Why My College Will Never Seek Accreditation

By Gordon Jones, a founder of Trustee of [John Adams] College; originally published in the Deseret News

“Are you accredited?”

When my colleagues and I opened [John Adams] College seven years ago, this was the first question we were asked. If we had $1,000 for every time we have been asked it since, our endowment would rival Harvard’s.

And yet, it is a question that wasn’t very relevant then, and one that has become even less relevant since, as I hope to explain in this article.

The answer to the question then, and now, is “No, we are not. Nor will we ever be.”

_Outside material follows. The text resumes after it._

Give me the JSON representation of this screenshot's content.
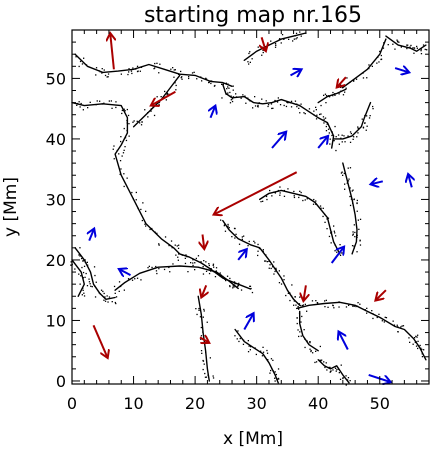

[John Adams] is licensed by the state of Utah to issue academic degrees, but the state is only concerned that we are offering our students what they pay us to deliver: a Great Books-oriented curriculum imparted through courses conducted primarily on the basis of the Socratic method — reading and dialogue. The content of those courses and the delivery system we use is a matter of concern only to us and to our students.

Nevertheless, the question is understandable, and we have been at some pains to explain to concerned parents and applicants our negative answer, citing both the academic literature on the subject and the drumbeat of headlines about pressure from accrediting institutions on ostensibly autonomous institutions of higher learning. This combination has produced political and educational calls for reform of the accreditation system. The culmination (to date) of the political aspect is the Trump administration’s threat to the Department of Education, the political entity that governs and enforces the accreditation regime.

Behind that No. 1 question has always been another: “What if I (or my child) graduate from [John Adams]? What will I do then?”